The poems are all broken up with punctuation (lots of full stops, missing some apostrophes for some reason). I think the purpose of this is to reflect the way consciousness is broken up into a collection of moments.
Sometimes I found the poems too hard to understand - particularly the very short ones didn't work so well for me. Too hard to grip.
Waken in. A plum stone.
Speaks into tables. With a handful of signs. Lays them on the same. Dreams of. Mends fences.
Breathing, sighing is a sign.
But mostly I thought they were vivid, intense (if, still, hard to understand). He reminds me a lot of Alan Garner - intense fleshy relationship with the land, the history of the land, working class men and women living in little houses on the edge of the wild land. But set in the Malvern Hills rather than Cheshire.

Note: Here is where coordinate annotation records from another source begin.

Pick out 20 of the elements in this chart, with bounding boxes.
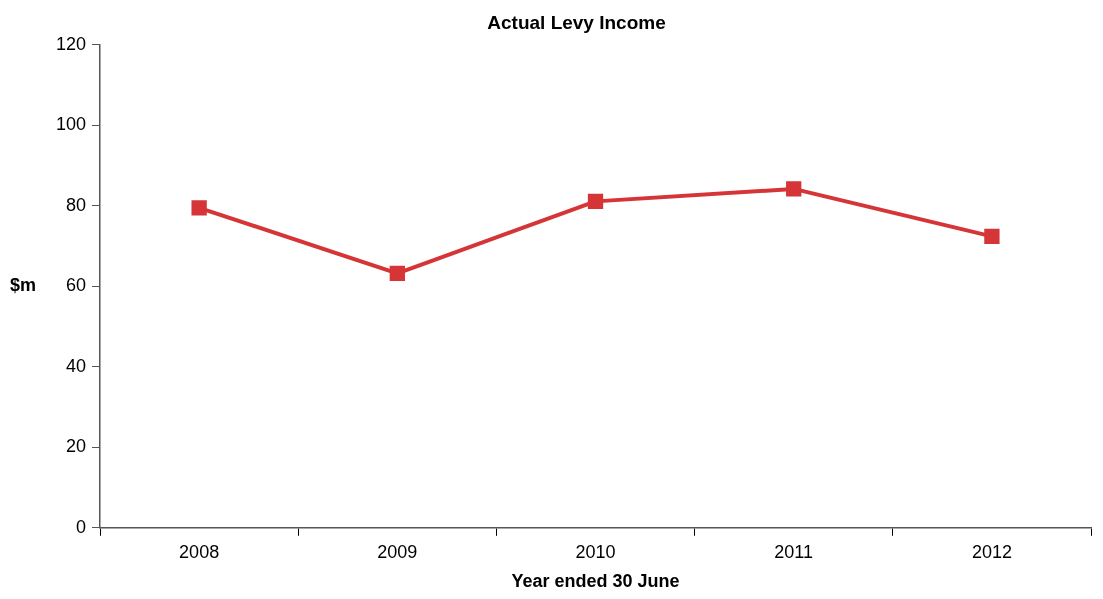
y-tick-label: 60 — [66, 275, 87, 296]
y-tick-label: 20 — [66, 436, 87, 457]
y-axis-title: $m — [10, 275, 37, 296]
point — [984, 228, 1000, 245]
y-tick-label: 80 — [66, 194, 87, 215]
chart-title: Actual Levy Income — [487, 11, 666, 33]
x-axis-title: Year ended 30 June — [511, 571, 680, 592]
y-tick-label: 100 — [55, 114, 87, 135]
x-tick-label: 2012 — [971, 541, 1012, 562]
y-tick-label: 0 — [76, 516, 87, 537]
x-tick-label: 2009 — [377, 541, 418, 562]
y-tick-label: 40 — [66, 355, 87, 376]
x-tick-label: 2010 — [575, 541, 616, 562]
x-tick-label: 2011 — [774, 541, 814, 562]
point — [786, 181, 802, 197]
point — [389, 265, 405, 282]
x-tick-label: 2008 — [179, 541, 220, 562]
point — [587, 193, 604, 210]
point — [191, 200, 207, 216]
y-tick-label: 120 — [55, 33, 87, 54]
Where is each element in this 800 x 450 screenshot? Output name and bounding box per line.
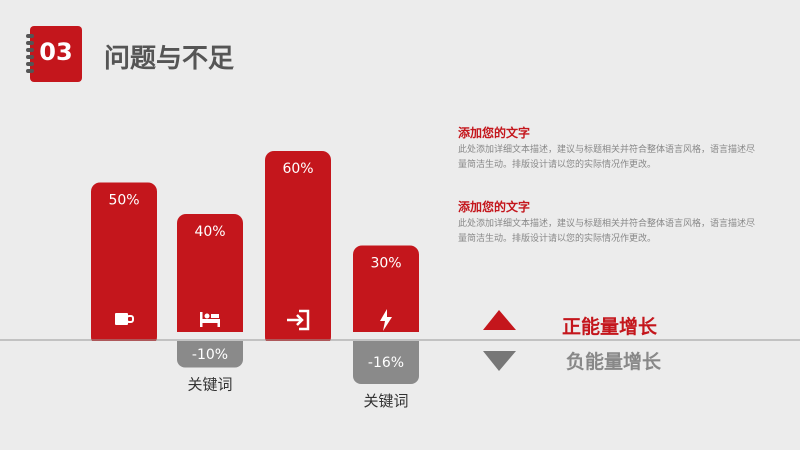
negative-bar-mask <box>353 332 419 341</box>
description-title: 添加您的文字 <box>458 200 531 214</box>
lightning-icon <box>380 309 392 331</box>
negative-bar-value-label: -10% <box>192 347 228 363</box>
bar <box>353 245 419 346</box>
section-number: 03 <box>39 38 73 66</box>
bar-value-label: 40% <box>194 224 225 240</box>
bar-value-label: 60% <box>282 161 313 177</box>
section-badge: 03 <box>26 26 82 82</box>
bar <box>265 151 331 346</box>
cup-icon <box>115 313 134 325</box>
description-block-1: 添加您的文字 此处添加详细文本描述，建议与标题相关并符合整体语言风格，语言描述尽… <box>458 124 758 173</box>
bar <box>91 182 157 346</box>
login-icon <box>287 309 310 331</box>
triangle-down-icon <box>483 351 516 371</box>
bar-value-label: 30% <box>370 256 401 272</box>
triangle-up-icon <box>483 310 516 330</box>
negative-bar-mask <box>177 332 243 341</box>
bar <box>177 214 243 346</box>
legend-negative-label: 负能量增长 <box>566 351 662 373</box>
bar-value-label: 50% <box>108 193 139 209</box>
negative-bar-value-label: -16% <box>368 355 404 371</box>
description-text: 此处添加详细文本描述，建议与标题相关并符合整体语言风格，语言描述尽量简洁生动。排… <box>458 145 756 170</box>
description-text: 此处添加详细文本描述，建议与标题相关并符合整体语言风格，语言描述尽量简洁生动。排… <box>458 219 756 244</box>
page-title: 问题与不足 <box>104 44 235 74</box>
legend-positive-label: 正能量增长 <box>562 316 658 338</box>
bed-icon <box>200 312 220 327</box>
keyword-label: 关键词 <box>363 392 408 410</box>
description-title: 添加您的文字 <box>458 126 531 140</box>
binder-spiral-icon <box>26 34 34 76</box>
negative-bar <box>353 332 419 384</box>
description-block-2: 添加您的文字 此处添加详细文本描述，建议与标题相关并符合整体语言风格，语言描述尽… <box>458 198 758 247</box>
keyword-label: 关键词 <box>187 376 232 394</box>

This for instance reminds me of Alan Garner a lot
(this is an extract from poem 7 - none of the poems have names)
This machine.
Inside night's clover. Beauty is. (But) it comes there.

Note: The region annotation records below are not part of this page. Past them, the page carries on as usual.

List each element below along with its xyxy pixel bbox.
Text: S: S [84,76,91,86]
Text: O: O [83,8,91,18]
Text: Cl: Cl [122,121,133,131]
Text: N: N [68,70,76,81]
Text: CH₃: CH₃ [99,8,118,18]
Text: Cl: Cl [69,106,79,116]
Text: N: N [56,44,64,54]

Swifts circle the owl's house. But the owl is. Let down. If you break open her pellets, she reveals. Fieldmice, shrews. Voles even are buried there. In her eyes.
So we walk and the dirt road ends there. Suddenly. Why she stops and she cries.
Beneath the purple eaves. Light escapes through the cracks. To be lost there. Night lifts itself up and covers us until there is no air.
Where we were climbed there and her skin was all off & the flowers inside. Breathed in what & out silver. Pollen. hayseed. Smeared the dust in our lungs. Paints it all in. Before there was air there. Inside.
The moon is so empty now. We have left us with nowhere to go. Kissing is.
For good health wear bird's bones. In your clothes.
When you see a falling star say -
Actually as I read these and now type them I like them more and more.